In my own work looking at people who have experienced social mobility, I have seen almost unanimously that those who “make it” did so not because their values were so different from those around them, but because there was an opportunity that they had the good fortune – and sometimes above average intellect or talent – to come across. Whether it was a teacher paying special attention to a little black girl as it was in my case, or an outstanding recreation center where a basketball coach went above and beyond the call of duty, or the opportunity to attend a good charter or boarding school, it wasn’t the fact that some eight-year-old valued education more than the next eight-year-old. It was the opportunities presented to the former eight-year-old that made the difference.
And while Prof. Banks is willing to attribute poor or working-class black peoples experiences to their values, he isn’t willing to do the same thing for men in general. “Why cash in when you can continue to play?” (p.55) asks Prof. Banks when discussing why so many black men are in simultaneous intimate relationships. But he acknowledges that these behaviors are not due to cultural values, or “deviant values” as he calls them. No, black men are only doing what any other man in their situation would do (p. 57); “Why have one woman when you can have ten?” In the case of men acting a fool, it’s not about values; it’s about opportunities. So why don’t poor and working class folks get the same pass?

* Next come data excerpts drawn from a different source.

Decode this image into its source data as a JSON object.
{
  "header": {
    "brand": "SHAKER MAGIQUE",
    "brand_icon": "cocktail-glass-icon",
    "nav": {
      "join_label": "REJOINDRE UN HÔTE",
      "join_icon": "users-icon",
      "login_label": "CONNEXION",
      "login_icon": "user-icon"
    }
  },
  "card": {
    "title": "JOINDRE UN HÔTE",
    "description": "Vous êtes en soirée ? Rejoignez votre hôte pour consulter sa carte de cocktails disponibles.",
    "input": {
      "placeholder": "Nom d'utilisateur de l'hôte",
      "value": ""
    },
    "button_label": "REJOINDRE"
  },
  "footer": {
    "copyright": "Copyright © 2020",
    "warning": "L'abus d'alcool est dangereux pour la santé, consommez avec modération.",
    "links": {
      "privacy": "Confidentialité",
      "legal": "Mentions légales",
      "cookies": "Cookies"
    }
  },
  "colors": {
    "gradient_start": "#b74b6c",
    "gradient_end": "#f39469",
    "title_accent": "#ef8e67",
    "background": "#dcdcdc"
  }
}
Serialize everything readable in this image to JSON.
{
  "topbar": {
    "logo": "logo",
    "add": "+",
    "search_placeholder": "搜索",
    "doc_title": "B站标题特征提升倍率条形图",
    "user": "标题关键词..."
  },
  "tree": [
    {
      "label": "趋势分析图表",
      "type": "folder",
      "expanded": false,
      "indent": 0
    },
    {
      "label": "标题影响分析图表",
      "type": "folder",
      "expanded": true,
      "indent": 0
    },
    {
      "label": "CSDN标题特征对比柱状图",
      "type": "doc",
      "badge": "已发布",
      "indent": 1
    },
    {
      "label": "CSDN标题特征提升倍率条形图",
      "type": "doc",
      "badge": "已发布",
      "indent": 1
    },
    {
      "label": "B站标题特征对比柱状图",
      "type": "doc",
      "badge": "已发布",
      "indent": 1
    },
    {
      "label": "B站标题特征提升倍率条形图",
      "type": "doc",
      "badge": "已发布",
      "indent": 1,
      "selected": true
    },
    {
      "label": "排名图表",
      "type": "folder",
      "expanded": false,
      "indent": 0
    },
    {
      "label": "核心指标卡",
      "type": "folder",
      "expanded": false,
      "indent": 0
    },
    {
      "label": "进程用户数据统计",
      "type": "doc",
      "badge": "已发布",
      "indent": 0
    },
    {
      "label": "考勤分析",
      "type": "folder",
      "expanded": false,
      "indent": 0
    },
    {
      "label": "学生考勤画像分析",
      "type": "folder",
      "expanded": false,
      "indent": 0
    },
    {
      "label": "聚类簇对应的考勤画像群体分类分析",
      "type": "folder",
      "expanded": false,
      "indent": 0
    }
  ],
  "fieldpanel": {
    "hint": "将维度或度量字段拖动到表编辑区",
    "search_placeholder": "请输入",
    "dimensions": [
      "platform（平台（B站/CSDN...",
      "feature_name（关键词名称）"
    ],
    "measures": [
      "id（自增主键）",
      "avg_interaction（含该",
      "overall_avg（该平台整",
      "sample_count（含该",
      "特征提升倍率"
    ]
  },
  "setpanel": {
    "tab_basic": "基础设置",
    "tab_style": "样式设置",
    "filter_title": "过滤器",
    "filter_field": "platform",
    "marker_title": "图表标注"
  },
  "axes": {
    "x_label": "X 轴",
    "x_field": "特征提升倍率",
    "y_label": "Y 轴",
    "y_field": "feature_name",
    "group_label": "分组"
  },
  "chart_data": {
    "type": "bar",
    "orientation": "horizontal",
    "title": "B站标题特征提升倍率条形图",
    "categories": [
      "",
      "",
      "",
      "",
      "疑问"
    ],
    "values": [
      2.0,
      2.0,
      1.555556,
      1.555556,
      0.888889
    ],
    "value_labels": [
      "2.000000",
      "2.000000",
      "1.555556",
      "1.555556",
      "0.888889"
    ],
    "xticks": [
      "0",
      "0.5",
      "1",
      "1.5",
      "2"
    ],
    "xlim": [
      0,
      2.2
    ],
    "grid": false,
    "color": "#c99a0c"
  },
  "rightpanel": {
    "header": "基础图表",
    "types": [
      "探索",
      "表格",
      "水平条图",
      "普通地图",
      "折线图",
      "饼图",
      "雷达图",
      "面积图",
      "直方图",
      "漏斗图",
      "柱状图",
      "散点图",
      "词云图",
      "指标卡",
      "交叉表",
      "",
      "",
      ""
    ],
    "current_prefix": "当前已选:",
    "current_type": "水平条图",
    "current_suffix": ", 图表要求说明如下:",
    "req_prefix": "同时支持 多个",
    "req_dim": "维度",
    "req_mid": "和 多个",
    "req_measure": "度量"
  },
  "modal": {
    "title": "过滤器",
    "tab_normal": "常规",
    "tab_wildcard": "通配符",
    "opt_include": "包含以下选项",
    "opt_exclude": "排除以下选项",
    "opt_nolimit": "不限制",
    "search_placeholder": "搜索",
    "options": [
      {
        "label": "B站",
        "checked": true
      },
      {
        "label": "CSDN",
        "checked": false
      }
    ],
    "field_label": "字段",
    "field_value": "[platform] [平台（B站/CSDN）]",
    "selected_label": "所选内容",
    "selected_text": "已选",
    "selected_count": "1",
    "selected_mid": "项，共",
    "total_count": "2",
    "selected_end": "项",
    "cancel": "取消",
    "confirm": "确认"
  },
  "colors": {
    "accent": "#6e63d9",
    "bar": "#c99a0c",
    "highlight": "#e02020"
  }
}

The book has other shortcomings in my opinion, including the selective use of studies that bolster the argument while systematically ignoring studies that provide alternative explanations (e.g. this article on how marriage is not the important issue to look at when considering the black middle class family life, written four years ago and in a prestigious sociology journal), many conjectures that have shaky data to back them up (e.g. the use of internet dating site data to discern the racial preferences of the general dating population (p. 124-5)), and the use of a suspect recruitment strategy for interviewees (“interviewees came disproportionately from schools that [he] attended and more of them were lawyers than a random sample…would have yielded” (p. 185)).
I admit that I didn’t start the book feeling good about it given the multitude of reviews prior to the book’s release were not encouraging. I thought by reading the book myself I would come to a different perspective than many other reviewers, considering I study middle-class black life and am both a doctoral and law student, and can perhaps understand the research a little better than most. And perhaps I did. But the main draw of this book is its controversy, not its scholarship. I feel really sorry to say that.